Ce processus de déterritorialisation, qui fait que les équipes ne dépendent plus de leur environnement le plus proche, signifie la fin du lien entre le club et sa ville. Le modèle d’exploitation basé sur le nœud du profit ne comprend pas les traditions. Le bouclier et la chemise cessent de compter comme patrimoine social et culturel, comme héritage familial et comme colonne vertébrale du tissu social.

[Las 5 claves que explican el éxito de la Kings League, la liga creada por Piqué, streamers y exfutbolistas]

Cela, ajouté à des billets à prix prohibitifs et à des plateformes d’abonnement au câble aux tarifs abusifs, a alimenté une mutation du football qui en est venue à comprendre le fan comme un simple consommateur. Et qu’elle a dénaturé un phénomène social plus lié à l’expérience religieuse collective qu’au spectacle et au passe-temps.

La fragmentation et le déracinement du football marchandisé et gentrifié, en somme, expliquent la réaction des « créateurs de contenu », qui avec des dispositifs comme la Kings League veulent retrouver la proximité originelle entre le supporter et son équipe. Une identification qui se produit par interaction directe, les followers pouvant concevoir les règles du concours grâce au vote populaire sur les réseaux sociaux (à la manière de ces séries dont le spectateur peut choisir la fin).

Mais, en réalité, des événements comme la Kings League ne guérissent pas les vices du football professionnel. Car il est vrai que les supporters retrouvent la capacité d’influer sur la progression de leur club. Mais cette fausse démocratisation pourra, tout au plus, générer un substitut au sentiment d’appartenance et d’adhésion inconditionnelle qui s’instaure avec les équipes historiques.

Après tout, Internet est aussi un non-lieu qui ne permet pas de créer des communautés authentiques (qui sont à proprement parler des groupes au substrat géographique dont les liens ne s’établissent pas sur la base d’affinités électives) dans lesquelles vivre de véritables expériences partagées, bien au-delà de celles que le spectateur solitaire ressent à travers son écran domestique.

Et, surtout, la Kings League n’inverse pas, mais aggrave, la spectaculairenalisation du football. Avec ses soirées télévisées de célébrités et ses clubs dirigés par des streamers superstars et des stars à la retraite, la ligue de Piqué et Ibai ne diffère pas vraiment de l’esprit du format controversé de la Super League européenne.
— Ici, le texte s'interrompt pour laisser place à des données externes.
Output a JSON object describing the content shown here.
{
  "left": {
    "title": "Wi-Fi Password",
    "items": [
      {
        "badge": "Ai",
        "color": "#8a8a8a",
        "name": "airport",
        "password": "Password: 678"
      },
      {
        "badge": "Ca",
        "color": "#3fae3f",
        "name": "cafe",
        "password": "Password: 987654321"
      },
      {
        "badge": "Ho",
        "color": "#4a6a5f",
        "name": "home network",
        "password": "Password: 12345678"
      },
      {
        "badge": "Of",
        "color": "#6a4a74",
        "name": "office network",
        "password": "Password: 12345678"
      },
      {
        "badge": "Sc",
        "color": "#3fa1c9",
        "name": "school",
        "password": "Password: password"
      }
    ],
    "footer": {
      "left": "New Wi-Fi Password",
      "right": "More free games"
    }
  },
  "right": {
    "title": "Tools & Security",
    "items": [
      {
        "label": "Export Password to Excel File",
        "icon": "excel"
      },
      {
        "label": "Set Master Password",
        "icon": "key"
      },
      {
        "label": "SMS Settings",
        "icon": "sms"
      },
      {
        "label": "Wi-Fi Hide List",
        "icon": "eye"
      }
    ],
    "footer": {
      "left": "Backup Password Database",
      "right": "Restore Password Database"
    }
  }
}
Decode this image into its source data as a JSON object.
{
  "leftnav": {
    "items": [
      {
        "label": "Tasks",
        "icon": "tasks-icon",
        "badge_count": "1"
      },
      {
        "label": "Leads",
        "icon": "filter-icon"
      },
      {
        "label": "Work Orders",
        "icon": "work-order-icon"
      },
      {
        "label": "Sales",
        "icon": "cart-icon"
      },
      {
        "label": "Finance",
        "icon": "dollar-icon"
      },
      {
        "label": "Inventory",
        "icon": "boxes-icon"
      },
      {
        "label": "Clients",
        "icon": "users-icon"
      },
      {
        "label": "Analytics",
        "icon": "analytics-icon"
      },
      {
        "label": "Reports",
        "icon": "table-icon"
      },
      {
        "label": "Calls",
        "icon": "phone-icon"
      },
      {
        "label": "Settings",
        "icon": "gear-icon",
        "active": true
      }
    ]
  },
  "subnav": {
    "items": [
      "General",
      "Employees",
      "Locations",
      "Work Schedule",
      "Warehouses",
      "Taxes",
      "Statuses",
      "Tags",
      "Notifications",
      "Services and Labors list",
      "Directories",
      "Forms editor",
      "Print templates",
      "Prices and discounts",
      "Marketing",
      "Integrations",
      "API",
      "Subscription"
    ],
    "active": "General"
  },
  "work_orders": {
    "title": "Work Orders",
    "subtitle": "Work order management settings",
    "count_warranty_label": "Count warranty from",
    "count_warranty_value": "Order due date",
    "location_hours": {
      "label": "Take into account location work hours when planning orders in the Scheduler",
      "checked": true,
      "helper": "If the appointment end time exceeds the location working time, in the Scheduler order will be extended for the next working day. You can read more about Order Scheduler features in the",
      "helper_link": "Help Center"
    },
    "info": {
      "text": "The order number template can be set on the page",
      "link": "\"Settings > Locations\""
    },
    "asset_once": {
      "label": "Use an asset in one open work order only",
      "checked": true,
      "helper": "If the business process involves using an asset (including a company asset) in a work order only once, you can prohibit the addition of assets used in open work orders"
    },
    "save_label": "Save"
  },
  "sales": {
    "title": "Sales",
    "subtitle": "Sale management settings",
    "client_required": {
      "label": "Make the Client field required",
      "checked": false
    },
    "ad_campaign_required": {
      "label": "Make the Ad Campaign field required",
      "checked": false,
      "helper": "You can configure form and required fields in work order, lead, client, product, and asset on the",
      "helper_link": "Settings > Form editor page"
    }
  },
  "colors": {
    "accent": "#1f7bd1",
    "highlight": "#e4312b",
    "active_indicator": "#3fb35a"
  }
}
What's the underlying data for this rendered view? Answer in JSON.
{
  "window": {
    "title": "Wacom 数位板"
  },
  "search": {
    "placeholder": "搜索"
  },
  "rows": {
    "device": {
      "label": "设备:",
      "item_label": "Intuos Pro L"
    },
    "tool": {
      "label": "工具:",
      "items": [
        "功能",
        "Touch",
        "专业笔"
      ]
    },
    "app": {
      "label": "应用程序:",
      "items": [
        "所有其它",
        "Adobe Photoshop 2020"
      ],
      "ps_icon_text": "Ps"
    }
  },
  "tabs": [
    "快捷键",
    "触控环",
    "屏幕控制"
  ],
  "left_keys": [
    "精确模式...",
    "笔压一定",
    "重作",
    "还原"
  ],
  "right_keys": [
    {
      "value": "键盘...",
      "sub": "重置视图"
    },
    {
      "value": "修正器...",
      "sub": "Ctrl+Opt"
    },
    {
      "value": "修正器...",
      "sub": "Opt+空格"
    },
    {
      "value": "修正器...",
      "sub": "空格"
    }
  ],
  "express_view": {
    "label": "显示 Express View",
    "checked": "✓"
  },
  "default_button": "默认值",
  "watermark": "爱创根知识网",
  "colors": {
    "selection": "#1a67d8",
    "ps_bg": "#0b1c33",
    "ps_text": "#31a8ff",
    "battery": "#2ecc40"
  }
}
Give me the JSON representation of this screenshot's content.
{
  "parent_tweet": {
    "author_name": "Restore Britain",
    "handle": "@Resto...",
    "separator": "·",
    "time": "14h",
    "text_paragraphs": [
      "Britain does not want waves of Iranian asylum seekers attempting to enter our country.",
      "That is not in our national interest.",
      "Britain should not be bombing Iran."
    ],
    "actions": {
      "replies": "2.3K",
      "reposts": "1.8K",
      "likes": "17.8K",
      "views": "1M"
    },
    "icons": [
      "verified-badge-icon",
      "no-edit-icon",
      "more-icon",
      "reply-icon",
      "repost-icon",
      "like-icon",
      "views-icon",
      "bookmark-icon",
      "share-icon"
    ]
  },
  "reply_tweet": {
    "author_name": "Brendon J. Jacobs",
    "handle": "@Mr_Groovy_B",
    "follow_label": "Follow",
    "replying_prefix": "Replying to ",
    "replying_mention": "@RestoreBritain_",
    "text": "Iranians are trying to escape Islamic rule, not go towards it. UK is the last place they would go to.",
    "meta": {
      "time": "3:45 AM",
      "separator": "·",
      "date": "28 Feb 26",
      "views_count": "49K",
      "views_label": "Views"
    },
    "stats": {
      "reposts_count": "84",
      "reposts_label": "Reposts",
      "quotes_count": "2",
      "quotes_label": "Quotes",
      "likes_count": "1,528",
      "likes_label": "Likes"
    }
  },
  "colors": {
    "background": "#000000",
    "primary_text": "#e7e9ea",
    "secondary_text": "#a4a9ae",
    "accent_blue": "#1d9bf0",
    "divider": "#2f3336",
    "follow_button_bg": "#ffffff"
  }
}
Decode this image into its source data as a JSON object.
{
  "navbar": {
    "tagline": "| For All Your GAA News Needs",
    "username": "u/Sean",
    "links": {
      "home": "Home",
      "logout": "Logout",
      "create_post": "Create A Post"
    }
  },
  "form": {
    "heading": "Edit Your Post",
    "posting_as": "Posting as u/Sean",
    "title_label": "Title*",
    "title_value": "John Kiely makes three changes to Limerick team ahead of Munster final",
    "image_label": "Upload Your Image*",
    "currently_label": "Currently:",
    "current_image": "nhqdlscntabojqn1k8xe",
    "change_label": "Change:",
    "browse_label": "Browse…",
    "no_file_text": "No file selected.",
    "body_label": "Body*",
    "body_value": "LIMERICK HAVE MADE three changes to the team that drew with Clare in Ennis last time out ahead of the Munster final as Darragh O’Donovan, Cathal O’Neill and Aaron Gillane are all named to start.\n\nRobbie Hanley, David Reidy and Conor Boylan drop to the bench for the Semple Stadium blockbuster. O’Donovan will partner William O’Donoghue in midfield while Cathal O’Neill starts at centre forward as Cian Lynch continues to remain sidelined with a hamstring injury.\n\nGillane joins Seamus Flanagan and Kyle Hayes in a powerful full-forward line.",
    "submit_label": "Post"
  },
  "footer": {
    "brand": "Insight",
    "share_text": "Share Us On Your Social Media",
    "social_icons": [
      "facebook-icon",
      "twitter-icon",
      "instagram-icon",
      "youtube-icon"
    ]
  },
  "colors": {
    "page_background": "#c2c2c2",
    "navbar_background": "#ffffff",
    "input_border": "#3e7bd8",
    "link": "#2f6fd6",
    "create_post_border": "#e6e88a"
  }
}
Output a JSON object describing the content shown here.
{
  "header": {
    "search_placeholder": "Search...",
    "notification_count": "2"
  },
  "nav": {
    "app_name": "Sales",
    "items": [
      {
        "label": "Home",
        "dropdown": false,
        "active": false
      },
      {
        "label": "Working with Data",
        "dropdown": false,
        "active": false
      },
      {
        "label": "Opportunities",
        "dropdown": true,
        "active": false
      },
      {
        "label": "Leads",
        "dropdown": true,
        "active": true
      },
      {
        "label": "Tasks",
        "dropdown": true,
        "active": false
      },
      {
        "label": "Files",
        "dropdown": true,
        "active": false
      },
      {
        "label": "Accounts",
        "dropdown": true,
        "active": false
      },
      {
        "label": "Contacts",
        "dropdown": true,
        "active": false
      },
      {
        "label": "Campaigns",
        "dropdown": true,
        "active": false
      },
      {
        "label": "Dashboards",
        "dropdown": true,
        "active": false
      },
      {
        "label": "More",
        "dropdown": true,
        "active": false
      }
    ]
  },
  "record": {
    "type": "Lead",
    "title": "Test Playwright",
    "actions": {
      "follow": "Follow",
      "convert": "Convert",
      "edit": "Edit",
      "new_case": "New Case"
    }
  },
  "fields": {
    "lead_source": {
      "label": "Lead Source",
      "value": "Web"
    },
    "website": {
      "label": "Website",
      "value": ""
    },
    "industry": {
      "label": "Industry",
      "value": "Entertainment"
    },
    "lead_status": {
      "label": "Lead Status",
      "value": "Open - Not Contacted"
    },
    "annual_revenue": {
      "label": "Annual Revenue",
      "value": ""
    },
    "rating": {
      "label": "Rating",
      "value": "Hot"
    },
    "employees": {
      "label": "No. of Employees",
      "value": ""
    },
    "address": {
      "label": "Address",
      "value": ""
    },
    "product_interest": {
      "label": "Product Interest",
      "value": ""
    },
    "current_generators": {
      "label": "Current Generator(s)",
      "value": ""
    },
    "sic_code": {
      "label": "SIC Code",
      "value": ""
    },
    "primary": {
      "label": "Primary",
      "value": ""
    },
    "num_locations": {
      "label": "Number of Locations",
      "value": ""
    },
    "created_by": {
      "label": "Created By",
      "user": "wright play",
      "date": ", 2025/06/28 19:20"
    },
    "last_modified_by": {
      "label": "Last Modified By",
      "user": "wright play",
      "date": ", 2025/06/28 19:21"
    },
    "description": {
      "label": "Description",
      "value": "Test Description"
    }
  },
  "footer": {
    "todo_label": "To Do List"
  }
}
Ni l’un ni l’autre ne comprennent qu’un terrain de football ressemble plus à une arène ou à une église paroissiale qu’à un cirque.. Encourager sa propre équipe ne consiste pas à s’ennuyer ou à s’amuser, mais à participer à une émotion collective et à adhérer à quelque chose de plus grand que soi.

Avec une mentalité accommodante défaillante, livrée à la tyrannie des « habitudes de consommation », il y a ceux qui pensent (comme Piqué) que le football ne sera sauvé que si on le transforme en un jeu vidéo trépidant aux règles farfelues. Mais comme tu l’as expliqué Alejandro Requeijo« dépouillé de son habitat, le football devient une simulation déformée sans avenir ».

Car, concourant comme un show comme les autres, le football « vivra toujours sous la menace d’être dépassé par les modes et des shows plus intenses, plus rapides, plus intéressants et aussi moins chers ».

Lorsqu’un phénomène social, historique et traditionnel adopte le langage de la mode, il sera toujours perdant.